Joseph Kutter: Porträts und Facetten einer Malerei, die besonders berühren
Das Nationalmusée um Fëschmaart zeigt „Dem Kutter seng Gesiichter“. Die Ausstellung achtet insbesondere auf Nachhaltigkeit
Kutter forever! Wie kein anderer Künstler ist Joseph Kutter mit dem Nationalmusée um Fëschmaart verbunden. Er wurde in der Rue Wiltheim, nur einen Steinwurf vom Fischmarkt entfernt, im Jahr 1894 geboren und steht bis heute in einer ganz besonderen Wechselbeziehung zum Museum, das einerseits sein Werk bewahrt und propagiert, anderseits aber auch vom Glanz des Künstlers ein bisschen abbekommt: Kutter ist Luxemburgs bekanntester Maler der Moderne.
So hat das Museum seit seiner Gründung bereits vier monografische KutterAusstellungen gezeigt. Die erste 1946, nur fünf Jahre nach dem Tod des Künstlers. 1961 folgte dann eine zweite; 1995 und 2007, als Luxemburg den Titel Europäische Kulturhauptstadt trug, wurde er ebenfalls gewürdigt.
Nun steht der Maler mit dem kräftigen Pinselstrich und seinen expressionistischen Motiven abermals im Blickpunkt des Museums, diesmal unter dem Motto „Dem Kutter seng Gesiichter – Nei Facettë vun eiser Sammlung“. Das Museum will zeigen, dass es noch so manches über ihn zu sagen gibt, dass einiges nur sehr wenig erforscht ist – etwa seine Maltechnik. Kuratiert haben die Ausstellung, die bis zum 1. September zu sehen ist, Lis Hausemer und Muriel Prieur.

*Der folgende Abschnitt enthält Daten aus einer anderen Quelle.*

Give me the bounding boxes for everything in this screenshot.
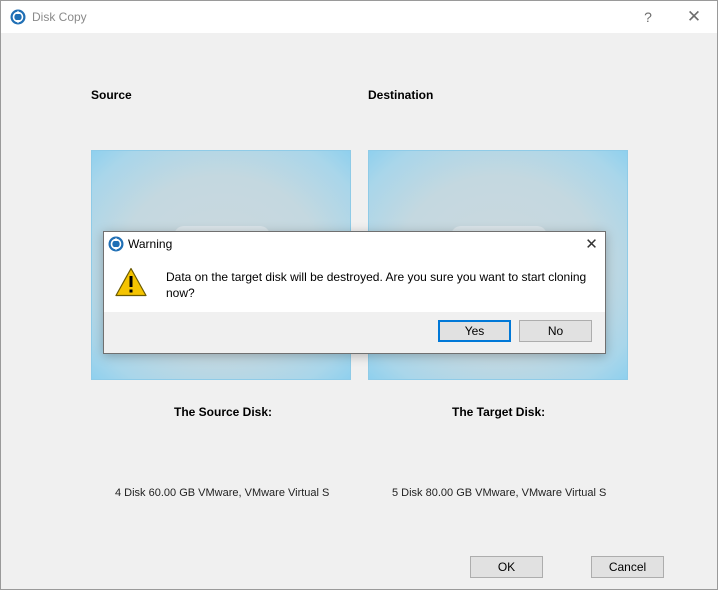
dialog-app-logo-icon	[108, 236, 124, 252]
warning-triangle-icon	[115, 267, 147, 297]
no-button[interactable]: No	[519, 320, 592, 342]
source-disk-label: The Source Disk:	[174, 405, 273, 419]
window-close-button[interactable]: ✕	[671, 1, 717, 33]
app-logo-icon	[10, 9, 26, 25]
close-icon: ✕	[686, 7, 702, 26]
window-titlebar[interactable]: Disk Copy ? ✕	[1, 1, 717, 33]
dialog-titlebar[interactable]: Warning ✕	[104, 232, 605, 256]
yes-button[interactable]: Yes	[438, 320, 511, 342]
target-disk-info: 5 Disk 80.00 GB VMware, VMware Virtual S	[392, 487, 607, 499]
destination-heading: Destination	[368, 88, 434, 102]
target-disk-label: The Target Disk:	[452, 405, 546, 419]
help-icon: ?	[644, 9, 652, 25]
cancel-button[interactable]: Cancel	[591, 556, 664, 578]
help-button[interactable]: ?	[625, 1, 671, 33]
dialog-body: Data on the target disk will be destroye…	[104, 256, 605, 312]
window-title: Disk Copy	[32, 10, 87, 24]
dialog-message: Data on the target disk will be destroye…	[166, 270, 587, 300]
dialog-title: Warning	[128, 237, 173, 251]
dialog-close-button[interactable]: ✕	[578, 232, 605, 256]
close-icon: ✕	[585, 236, 598, 253]
ok-button[interactable]: OK	[470, 556, 543, 578]
source-heading: Source	[91, 88, 132, 102]
source-disk-info: 4 Disk 60.00 GB VMware, VMware Virtual S	[115, 487, 330, 499]
warning-dialog: Warning ✕ Data on the target disk will b…	[103, 231, 606, 354]
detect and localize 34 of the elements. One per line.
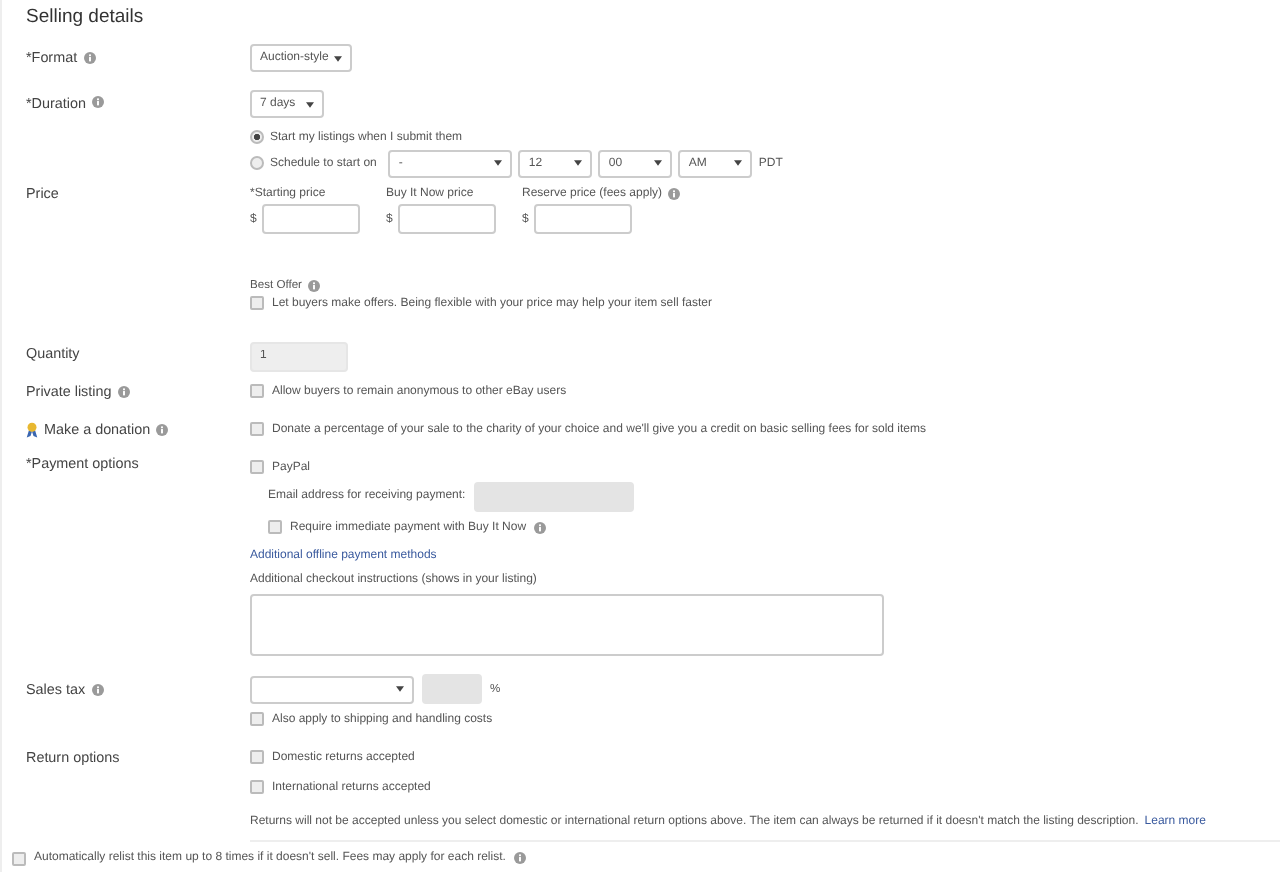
checkbox[interactable]	[250, 422, 264, 436]
info-icon[interactable]	[534, 521, 547, 533]
checkbox[interactable]	[250, 296, 264, 310]
info-icon[interactable]	[156, 423, 169, 435]
caret-icon	[306, 101, 314, 107]
price-input[interactable]	[262, 204, 361, 234]
checkbox[interactable]	[268, 520, 282, 534]
checkbox[interactable]	[250, 384, 264, 398]
price-input[interactable]	[534, 204, 633, 234]
caret-icon	[494, 160, 503, 166]
checkbox[interactable]	[250, 780, 264, 794]
radio-button[interactable]	[250, 130, 264, 144]
info-icon[interactable]	[308, 280, 320, 292]
caret-icon	[574, 160, 583, 166]
caret-icon	[334, 55, 343, 61]
checkbox[interactable]	[250, 712, 264, 726]
ribbon-icon	[26, 421, 38, 437]
info-icon[interactable]	[83, 51, 96, 63]
state-dropdown[interactable]	[250, 675, 414, 703]
price-input[interactable]	[398, 204, 497, 234]
info-icon[interactable]	[668, 188, 681, 200]
info-icon[interactable]	[91, 96, 104, 108]
instructions-textarea[interactable]	[250, 594, 884, 656]
checkbox[interactable]	[12, 851, 26, 865]
info-icon[interactable]	[513, 852, 526, 864]
radio-button[interactable]	[250, 156, 264, 170]
checkbox[interactable]	[250, 750, 264, 764]
caret-icon	[734, 160, 743, 166]
info-icon[interactable]	[117, 385, 130, 397]
caret-icon	[396, 686, 404, 692]
checkbox[interactable]	[250, 460, 264, 474]
info-icon[interactable]	[91, 683, 104, 695]
caret-icon	[654, 160, 663, 166]
section-title: Selling details	[26, 4, 146, 32]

Dabei ziert übrigens erstmals bei einer Kutter-Schau ein Frauenporträt des Malers das Ausstellungsplakat, das Ölgemälde „Femme accoudée“, gemalt um das Jahr 1929, eines der Gemälde, in dem der Künstler malerische Elemente wie die Farbkomposition ganz bewusst in den Vordergrund rückt. Zudem unterstreicht er darin auch durch das Zusammenspiel von starken vertikalen und horizontalen Linien sein besonderes Interesse an geometrischen Formen. Das eigentliche Motiv tritt in den Hintergrund.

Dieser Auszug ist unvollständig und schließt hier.